The Internet of Things has become extremely important in both consumer and industrial markets. The availability of high bandwidth connections with the growth of 5G networks is giving rise to new IoT solutions in Smart Cities, Automotive, Industry 4.0, Supply Chain, Healthcare, and Energy.
It seems we are bound to be more and more surrounded by connected devices in the following years. “Things” come in all shapes and sizes. In the consumer market there are smart home devices, smart appliances, smart speakers, and so on. The projections estimate the total IoT market value will be in the trillions.
AI has emerged as a fantastic enabler of connected Things: anything from Natural Language Processing in smart speakers, to predictive maintenance of devices, to many advanced deep learning applications.
There has been some coverage of “Intelligence of Things”. Connected devices generating data from various sensors provide opportunities to analyse, mine, and discover AI models. These can then be deployed for application in areas such as predictive maintenance.

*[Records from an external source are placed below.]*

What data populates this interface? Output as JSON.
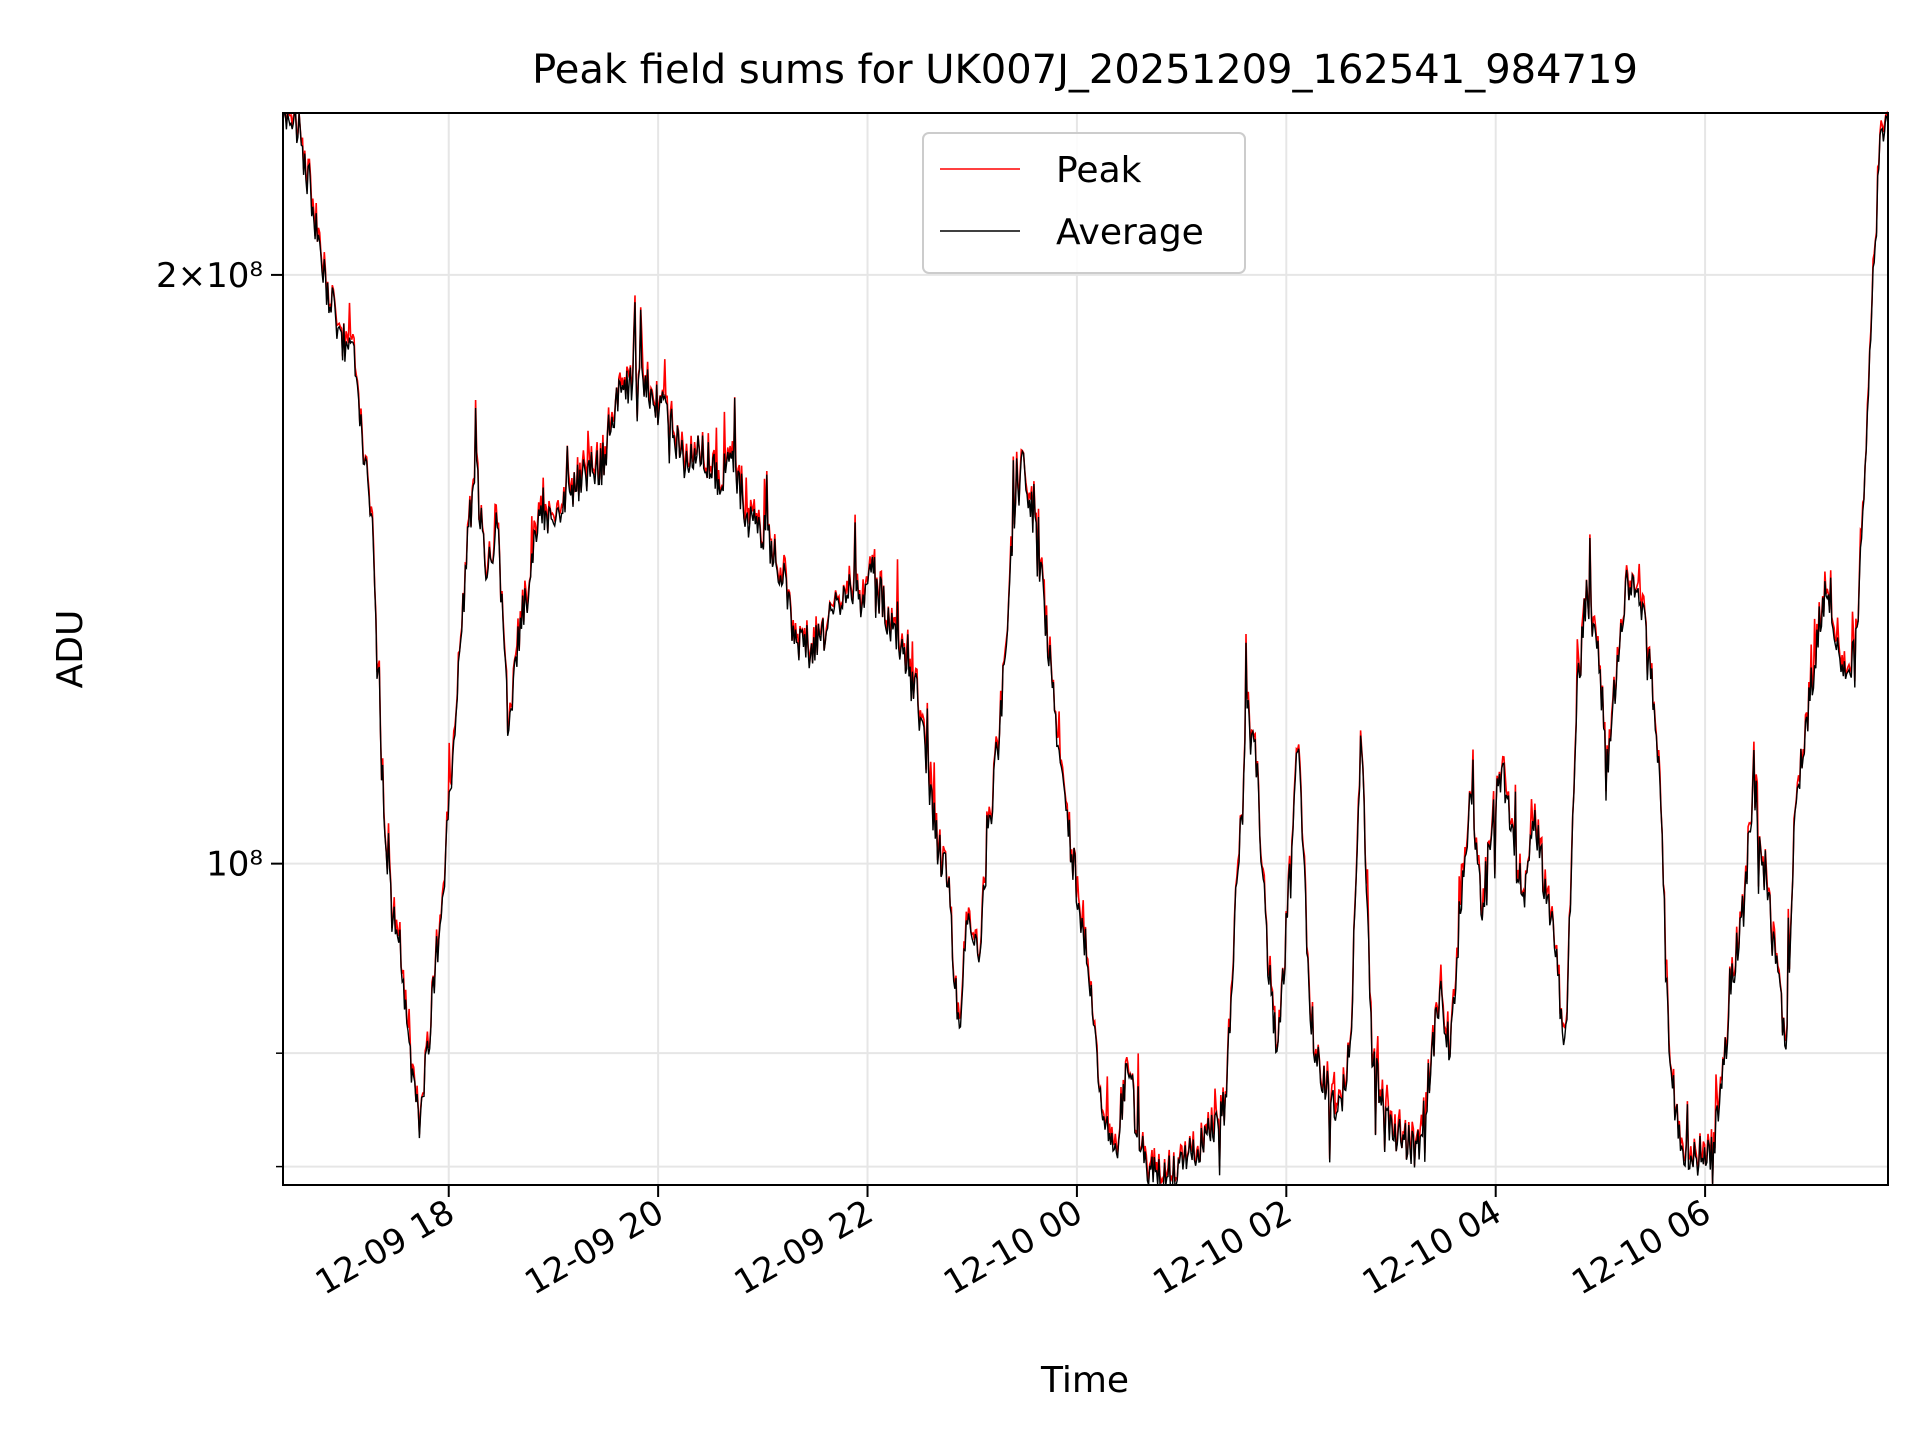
{
  "chart_data": {
    "type": "line",
    "title": "Peak field sums for UK007J_20251209_162541_984719",
    "xlabel": "Time",
    "ylabel": "ADU",
    "yscale": "log",
    "grid": true,
    "legend_position": "upper center",
    "x_unit": "hours since 12-09 16:25",
    "xlim": [
      0,
      15.33
    ],
    "ylim": [
      68500000,
      242000000
    ],
    "x_ticks": [
      {
        "label": "12-09 18",
        "value": 1.583
      },
      {
        "label": "12-09 20",
        "value": 3.583
      },
      {
        "label": "12-09 22",
        "value": 5.583
      },
      {
        "label": "12-10 00",
        "value": 7.583
      },
      {
        "label": "12-10 02",
        "value": 9.583
      },
      {
        "label": "12-10 04",
        "value": 11.583
      },
      {
        "label": "12-10 06",
        "value": 13.583
      }
    ],
    "y_major_ticks": [
      {
        "label": "2×10⁸",
        "value": 200000000
      },
      {
        "label": "10⁸",
        "value": 100000000
      }
    ],
    "y_minor_ticks": [
      70000000,
      80000000
    ],
    "series": [
      {
        "name": "Peak",
        "color": "#ff0000"
      },
      {
        "name": "Average",
        "color": "#000000"
      }
    ],
    "average_points": [
      [
        0.0,
        242000000
      ],
      [
        0.15,
        238000000
      ],
      [
        0.3,
        215000000
      ],
      [
        0.4,
        198000000
      ],
      [
        0.5,
        190000000
      ],
      [
        0.6,
        183000000
      ],
      [
        0.7,
        180000000
      ],
      [
        0.78,
        160000000
      ],
      [
        0.85,
        150000000
      ],
      [
        0.92,
        118000000
      ],
      [
        1.0,
        100000000
      ],
      [
        1.1,
        92000000
      ],
      [
        1.2,
        80000000
      ],
      [
        1.3,
        74000000
      ],
      [
        1.38,
        80000000
      ],
      [
        1.45,
        88000000
      ],
      [
        1.55,
        100000000
      ],
      [
        1.62,
        112000000
      ],
      [
        1.7,
        130000000
      ],
      [
        1.78,
        150000000
      ],
      [
        1.85,
        158000000
      ],
      [
        1.95,
        140000000
      ],
      [
        2.05,
        150000000
      ],
      [
        2.15,
        118000000
      ],
      [
        2.25,
        130000000
      ],
      [
        2.35,
        138000000
      ],
      [
        2.45,
        152000000
      ],
      [
        2.6,
        150000000
      ],
      [
        2.75,
        155000000
      ],
      [
        2.9,
        158000000
      ],
      [
        3.05,
        160000000
      ],
      [
        3.15,
        170000000
      ],
      [
        3.25,
        175000000
      ],
      [
        3.4,
        178000000
      ],
      [
        3.55,
        172000000
      ],
      [
        3.7,
        168000000
      ],
      [
        3.85,
        160000000
      ],
      [
        4.0,
        162000000
      ],
      [
        4.15,
        158000000
      ],
      [
        4.3,
        160000000
      ],
      [
        4.45,
        150000000
      ],
      [
        4.6,
        148000000
      ],
      [
        4.75,
        142000000
      ],
      [
        4.9,
        130000000
      ],
      [
        5.05,
        128000000
      ],
      [
        5.2,
        132000000
      ],
      [
        5.35,
        138000000
      ],
      [
        5.5,
        136000000
      ],
      [
        5.65,
        140000000
      ],
      [
        5.8,
        132000000
      ],
      [
        5.95,
        126000000
      ],
      [
        6.05,
        122000000
      ],
      [
        6.15,
        112000000
      ],
      [
        6.25,
        102000000
      ],
      [
        6.35,
        98000000
      ],
      [
        6.45,
        82000000
      ],
      [
        6.55,
        95000000
      ],
      [
        6.65,
        90000000
      ],
      [
        6.75,
        105000000
      ],
      [
        6.85,
        118000000
      ],
      [
        6.95,
        142000000
      ],
      [
        7.05,
        160000000
      ],
      [
        7.15,
        152000000
      ],
      [
        7.25,
        140000000
      ],
      [
        7.35,
        122000000
      ],
      [
        7.45,
        110000000
      ],
      [
        7.55,
        100000000
      ],
      [
        7.65,
        92000000
      ],
      [
        7.75,
        82000000
      ],
      [
        7.85,
        74000000
      ],
      [
        7.95,
        71000000
      ],
      [
        8.05,
        78000000
      ],
      [
        8.15,
        74000000
      ],
      [
        8.25,
        70000000
      ],
      [
        8.4,
        69000000
      ],
      [
        8.6,
        70000000
      ],
      [
        8.8,
        72000000
      ],
      [
        9.0,
        75000000
      ],
      [
        9.1,
        95000000
      ],
      [
        9.2,
        120000000
      ],
      [
        9.3,
        112000000
      ],
      [
        9.4,
        90000000
      ],
      [
        9.5,
        80000000
      ],
      [
        9.6,
        95000000
      ],
      [
        9.7,
        118000000
      ],
      [
        9.8,
        85000000
      ],
      [
        9.9,
        78000000
      ],
      [
        10.0,
        76000000
      ],
      [
        10.1,
        75000000
      ],
      [
        10.2,
        82000000
      ],
      [
        10.3,
        118000000
      ],
      [
        10.4,
        80000000
      ],
      [
        10.55,
        74000000
      ],
      [
        10.7,
        72000000
      ],
      [
        10.85,
        71500000
      ],
      [
        10.95,
        78000000
      ],
      [
        11.05,
        86000000
      ],
      [
        11.15,
        80000000
      ],
      [
        11.25,
        96000000
      ],
      [
        11.35,
        110000000
      ],
      [
        11.45,
        95000000
      ],
      [
        11.55,
        105000000
      ],
      [
        11.65,
        112000000
      ],
      [
        11.75,
        102000000
      ],
      [
        11.85,
        96000000
      ],
      [
        11.95,
        105000000
      ],
      [
        12.05,
        98000000
      ],
      [
        12.15,
        90000000
      ],
      [
        12.25,
        80000000
      ],
      [
        12.35,
        120000000
      ],
      [
        12.45,
        138000000
      ],
      [
        12.55,
        130000000
      ],
      [
        12.65,
        112000000
      ],
      [
        12.75,
        128000000
      ],
      [
        12.85,
        140000000
      ],
      [
        12.95,
        135000000
      ],
      [
        13.05,
        130000000
      ],
      [
        13.15,
        110000000
      ],
      [
        13.25,
        78000000
      ],
      [
        13.35,
        72000000
      ],
      [
        13.5,
        71000000
      ],
      [
        13.65,
        71000000
      ],
      [
        13.75,
        78000000
      ],
      [
        13.85,
        88000000
      ],
      [
        13.95,
        95000000
      ],
      [
        14.05,
        110000000
      ],
      [
        14.15,
        100000000
      ],
      [
        14.25,
        90000000
      ],
      [
        14.35,
        80000000
      ],
      [
        14.45,
        108000000
      ],
      [
        14.55,
        118000000
      ],
      [
        14.65,
        130000000
      ],
      [
        14.75,
        140000000
      ],
      [
        14.85,
        130000000
      ],
      [
        14.95,
        122000000
      ],
      [
        15.05,
        135000000
      ],
      [
        15.15,
        180000000
      ],
      [
        15.25,
        230000000
      ],
      [
        15.33,
        242000000
      ]
    ]
  }
}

When it comes to autonomic IoT, the emerging trend is Edge Computing. It is a decentralized computing infrastructure in which computing resources and application services can be distributed along the communication path from the data source to the cloud. Edge computing is faster and more optimized as it allows devices to take immediate action. There are many advantages to executing AI models at the edge.
In many applications where instantaneous decisions need to be made the delays of round-tripping from a Cloud-based data centre for AI model execution could be prohibitive. Internet connectivity might have unacceptable latencies or even be off-line. The connected devices as well as the gateways are becoming increasingly powerful in storage, computation, and networking optimizations. Pushing computations and intelligence to the edges reduces the latency of the decision executions. This could be critical in many industrial and consumer IoT applications.
Another, more current example in this Covid-19 era is Intelligent IoT Edge Computing for Medical Things. Due to the lock-down, connected monitoring, connected tests, and telecare are providing tremendous opportunities for remote patient monitoring in these difficult times. The pandemic has stressed the care providers and hospitals — especially when the number of patients increases sometimes exponentially.
Remote monitoring of connected devices and the intelligence pushed to the edges of the monitoring devices becomes critical in alleviating some of the pressure from the caregivers and even saving lives. For instance, recently GE Healthcare introduced Mural Virtual Care Solution, which aggregates data and monitoring from several systems and allows virtual monitoring through “near real-time data from ventilators, patient monitoring systems, electronic medical records, labs, and other systems.” The solution “allows one clinician to monitor several patients at once, supplementing existing monitoring devices in patients’ rooms.” At its core, it is an intelligent virtual ICU system with tremendous benefits both for the caregivers and patients — monitoring the progress of the patients across geographical distances.
In conclusion, the connectivity of devices in our homes, hospitals, cities, and industries is becoming ubiquitous. A number of technologies such as 5G, Cloud, and AI are critical for robust and pragmatic solutions with IoT. Connectivity is exploding but more importantly, edge computing is becoming critical. It realizes the benefits of IoT in real-time. The faster intelligence is applied where the devices and people are, the better. The edge intelligence and its application is a critical trend that will accelerate in the coming years.